Sentencia del Tribunal de Justicia de 21 de marzo de 2024, Jamendo (C-10/22).
Hechos
La sentencia trae causa del litigo entre Liberi editori e autori (“LEA”) y Jamendo, en relación con la actividad de intermediación que Jamendo está llevando a cabo en materia de derechos de autor en Italia, permitiendo a autores y titulares de derechos autorizar el uso de sus obras musicales, especialmente en entornos digitales y comerciales.
LEA es una entidad de gestión colectiva que interpone acción contra Jamendo, un operador de gestión independiente (“OGI”) con sede en Luxemburgo que ejerce su actividad en Italia desde 2004. El litigio se origina porque, conforme a la normativa italiana, la actividad de gestión colectiva de derechos de autor estaba reservada, en la práctica, a entidades autorizadas a nivel nacional, lo que impedía a operadores establecidos en otros Estados miembros prestar dichos servicios en Italia.
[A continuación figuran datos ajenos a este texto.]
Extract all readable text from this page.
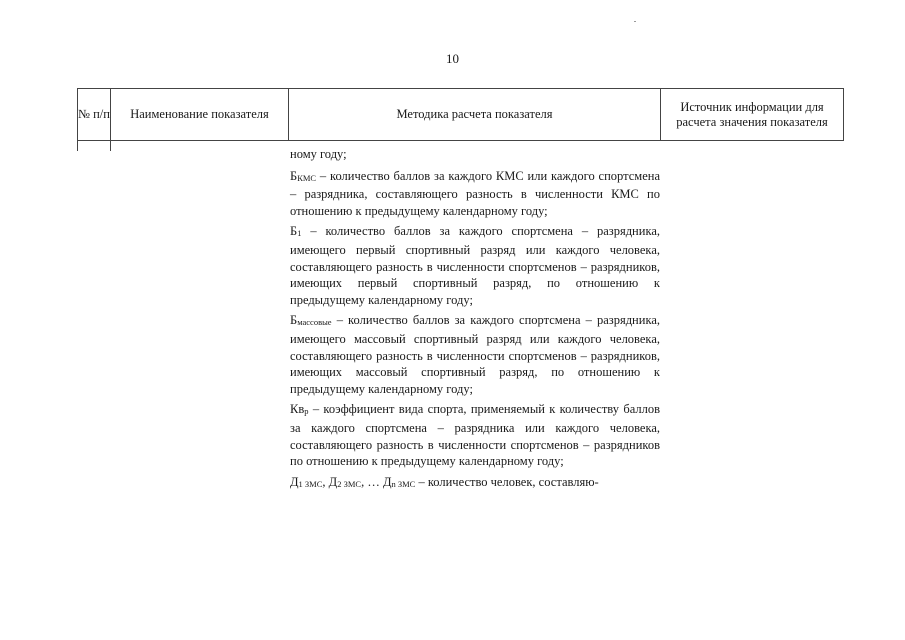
10
№ п/п	Наименование показателя	Методика расчета показателя
Источник информации для расчета значения показателя

ному году;

БКМС – количество баллов за каждого КМС или каждого спортсмена – разрядника, составляющего разность в численности КМС по отношению к предыдущему календарному году;

Б1 – количество баллов за каждого спортсмена – разрядника, имеющего первый спортивный разряд или каждого человека, составляющего разность в численности спортсменов – разрядников, имеющих первый спортивный разряд, по отношению к предыдущему календарному году;

Бмассовые – количество баллов за каждого спортсмена – разрядника, имеющего массовый спортивный разряд или каждого человека, составляющего разность в численности спортсменов – разрядников, имеющих массовый спортивный разряд, по отношению к предыдущему календарному году;

Квр – коэффициент вида спорта, применяемый к количеству баллов за каждого спортсмена – разрядника или каждого человека, составляющего разность в численности спортсменов – разрядников по отношению к предыдущему календарному году;

Д1 ЗМС, Д2 ЗМС, … Дn ЗМС – количество человек, составляю-
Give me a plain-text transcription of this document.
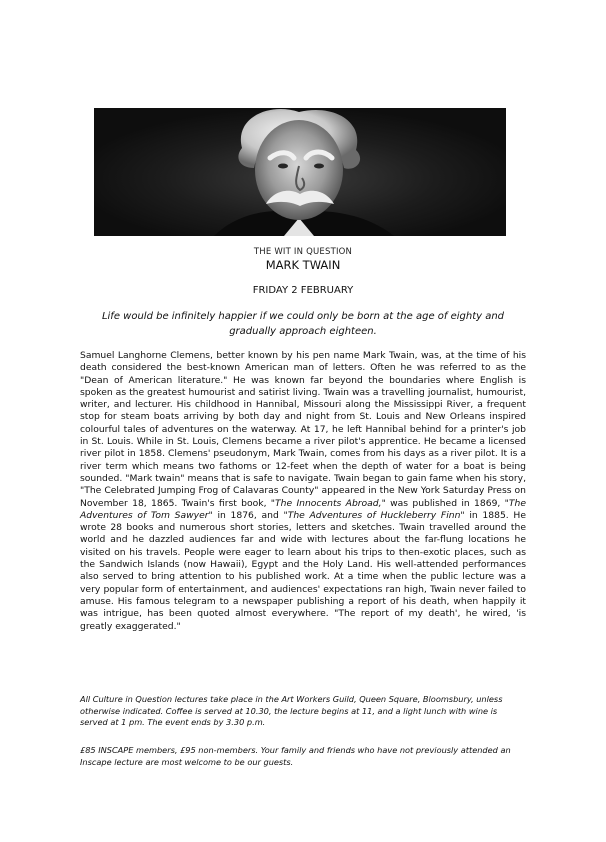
THE WIT IN QUESTION
MARK TWAIN
FRIDAY 2 FEBRUARY
Life would be infinitely happier if we could only be born at the age of eighty and gradually approach eighteen.

Samuel Langhorne Clemens, better known by his pen name Mark Twain, was, at the time of his death considered the best-known American man of letters. Often he was referred to as the "Dean of American literature." He was known far beyond the boundaries where English is spoken as the greatest humourist and satirist living. Twain was a travelling journalist, humourist, writer, and lecturer. His childhood in Hannibal, Missouri along the Mississippi River, a frequent stop for steam boats arriving by both day and night from St. Louis and New Orleans inspired colourful tales of adventures on the waterway. At 17, he left Hannibal behind for a printer's job in St. Louis. While in St. Louis, Clemens became a river pilot's apprentice. He became a licensed river pilot in 1858. Clemens' pseudonym, Mark Twain, comes from his days as a river pilot. It is a river term which means two fathoms or 12-feet when the depth of water for a boat is being sounded. "Mark twain" means that is safe to navigate. Twain began to gain fame when his story, "The Celebrated Jumping Frog of Calavaras County" appeared in the New York Saturday Press on November 18, 1865. Twain's first book, "The Innocents Abroad," was published in 1869, "The Adventures of Tom Sawyer" in 1876, and "The Adventures of Huckleberry Finn" in 1885. He wrote 28 books and numerous short stories, letters and sketches. Twain travelled around the world and he dazzled audiences far and wide with lectures about the far-flung locations he visited on his travels. People were eager to learn about his trips to then-exotic places, such as the Sandwich Islands (now Hawaii), Egypt and the Holy Land. His well-attended performances also served to bring attention to his published work. At a time when the public lecture was a very popular form of entertainment, and audiences' expectations ran high, Twain never failed to amuse. His famous telegram to a newspaper publishing a report of his death, when happily it was intrigue, has been quoted almost everywhere. "The report of my death', he wired, 'is greatly exaggerated."

All Culture in Question lectures take place in the Art Workers Guild, Queen Square, Bloomsbury, unless otherwise indicated. Coffee is served at 10.30, the lecture begins at 11, and a light lunch with wine is served at 1 pm. The event ends by 3.30 p.m.

£85 INSCAPE members, £95 non-members. Your family and friends who have not previously attended an Inscape lecture are most welcome to be our guests.
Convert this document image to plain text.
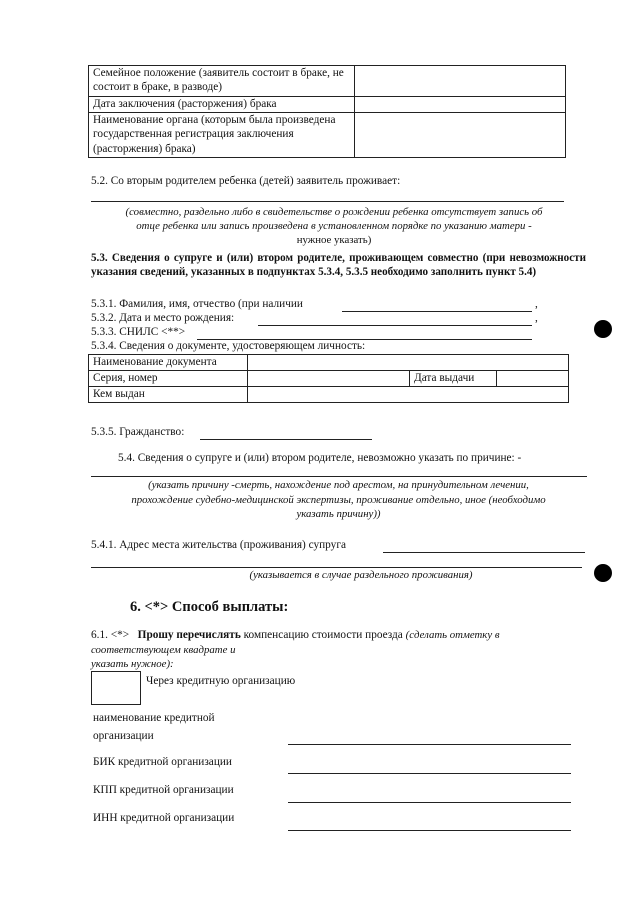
Семейное положение (заявитель состоит в браке, не состоит в браке, в разводе)	
Дата заключения (расторжения) брака	
Наименование органа (которым была произведена государственная регистрация заключения (расторжения) брака)	
5.2. Со вторым родителем ребенка (детей) заявитель проживает:
(совместно, раздельно либо в свидетельстве о рождении ребенка отсутствует запись об
отце ребенка или запись произведена в установленном порядке по указанию матери -
нужное указать)
5.3. Сведения о супруге и (или) втором родителе, проживающем совместно (при невозможности указания сведений, указанных в подпунктах 5.3.4, 5.3.5 необходимо заполнить пункт 5.4)
5.3.1. Фамилия, имя, отчество (при наличии	,
5.3.2. Дата и место рождения:	,
5.3.3. СНИЛС <**>
5.3.4. Сведения о документе, удостоверяющем личность:
Наименование документа			
Серия, номер		Дата выдачи	
Кем выдан			
5.3.5. Гражданство:
5.4. Сведения о супруге и (или) втором родителе, невозможно указать по причине: -
(указать причину -смерть, нахождение под арестом, на принудительном лечении,
прохождение судебно-медицинской экспертизы, проживание отдельно, иное (необходимо
указать причину))
5.4.1. Адрес места жительства (проживания) супруга
(указывается в случае раздельного проживания)
6. <*> Способ выплаты:
6.1. <*> Прошу перечислять компенсацию стоимости проезда (сделать отметку в
соответствующем квадрате и
указать нужное):
Через кредитную организацию
наименование кредитной
организации
БИК кредитной организации
КПП кредитной организации
ИНН кредитной организации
LEA sostenía que Jamendo no podía operar legalmente en territorio italiano.
Ante las dudas sobre la compatibilidad de esta normativa nacional con el Derecho de la Unión, el Tribunale ordinario di Roma planteó una cuestión prejudicial al Tribunal de Justicia de la Unión Europea (TJ), centrada en la interpretación del artículo 56 TFUE (libre prestación de servicios) y de la Directiva 2014/26/UE sobre gestión colectiva de derechos de autor y derechos afines.
Pronunciamientos
El Tribunal de Justicia de la Unión Europea, analiza en primer lugar si la Directiva 2014/26 es la norma de aplicación adecuada para este caso y concluye que, aunque en el artículo 2, apartado 4, extiende a los OGI la aplicación de determinadas disposiciones de dicha Directiva, no puede interpretarse que obligue a los Estados miembros a velar por que los titulares de derechos dispongan del derecho a autorizar a un OGI.
A continuación, el Tribunal analiza la actividad de Jamendo a la luz del artículo 56 del Tratado de Funcionamiento de la Unión Europea (TFUE), por el que se prohíbe a los Estados miembros adoptar medidas que hagan imposible, dificulten u obstaculicen la libre prestación de servicios por operadores establecidos en otro Estado miembro.
El Tribunal concluye que la actividad de los operadores de gestión independientes constituye una prestación de servicios en el sentido del artículo 56 TFUE, por lo que la normativa nacional que regula su acceso al mercado debe respetar la libre prestación de servicios.
En este sentido, al no contemplar alternativas menos gravosas y optar por una restricción tan amplia, la normativa italiana vulnera el artículo 56 TFUE, pues impone una limitación desproporcionada a la libre prestación de servicios. De este modo, el Tribunal deja claro que Italia no puede reservar la intermediación en materia de derechos de autor únicamente a las entidades nacionales autorizadas cuando ello supone un obstáculo injustificado para los operadores procedentes de otros Estados miembros.
Comentario
La sentencia del Tribunal de Justicia se inscribe en una línea jurisprudencial consolidada que afirma la primacía de las libertades fundamentales del mercado interior frente a regulaciones nacionales que, en el ámbito de la propiedad intelectual, generan efectos excluyentes o proteccionistas. El Tribunal recuerda que la gestión colectiva de derechos de autor, aun atendiendo a finalidades legítimas de protección de los titulares, constituye una actividad económica sujeta a las exigencias del artículo 56 TFUE.
Desde esta perspectiva, el fallo resulta especialmente relevante al delimitar el alcance de la Directiva 2014/26/UE, aclarando que esta no impone a los Estados miembros la obligación de garantizar a los titulares de derechos la posibilidad de autorizar a operadores de gestión independientes, pero tampoco legitima restricciones nacionales que impidan el acceso de dichos operadores al mercado. De este modo, el Tribunal evita una interpretación extensiva de la Directiva que pudiera justificar cierres normativos incompatibles con el Derecho de la Unión.
Asimismo, la sentencia tiene una clara proyección práctica en el contexto de la explotación digital y transfronteriza de obras protegidas, donde la existencia de barreras nacionales dificulta la concesión eficiente de licencias. Al reforzar el principio de libre prestación de servicios, el TJ favorece un entorno más competitivo y flexible, en beneficio tanto de los titulares de derechos como de los usuarios.
En definitiva, el pronunciamiento del Tribunal contribuye a la armonización del mercado europeo de la gestión colectiva, al tiempo que obliga a los Estados miembros a revisar sus marcos regulatorios para asegurar que los requisitos impuestos a los operadores sean verdaderamente proporcionados y no discriminatorios, garantizando así el equilibrio entre la protección de los derechos de autor y el funcionamiento efectivo del mercado interior.
Mabel Klimt, Socia Directora de ELZABURU.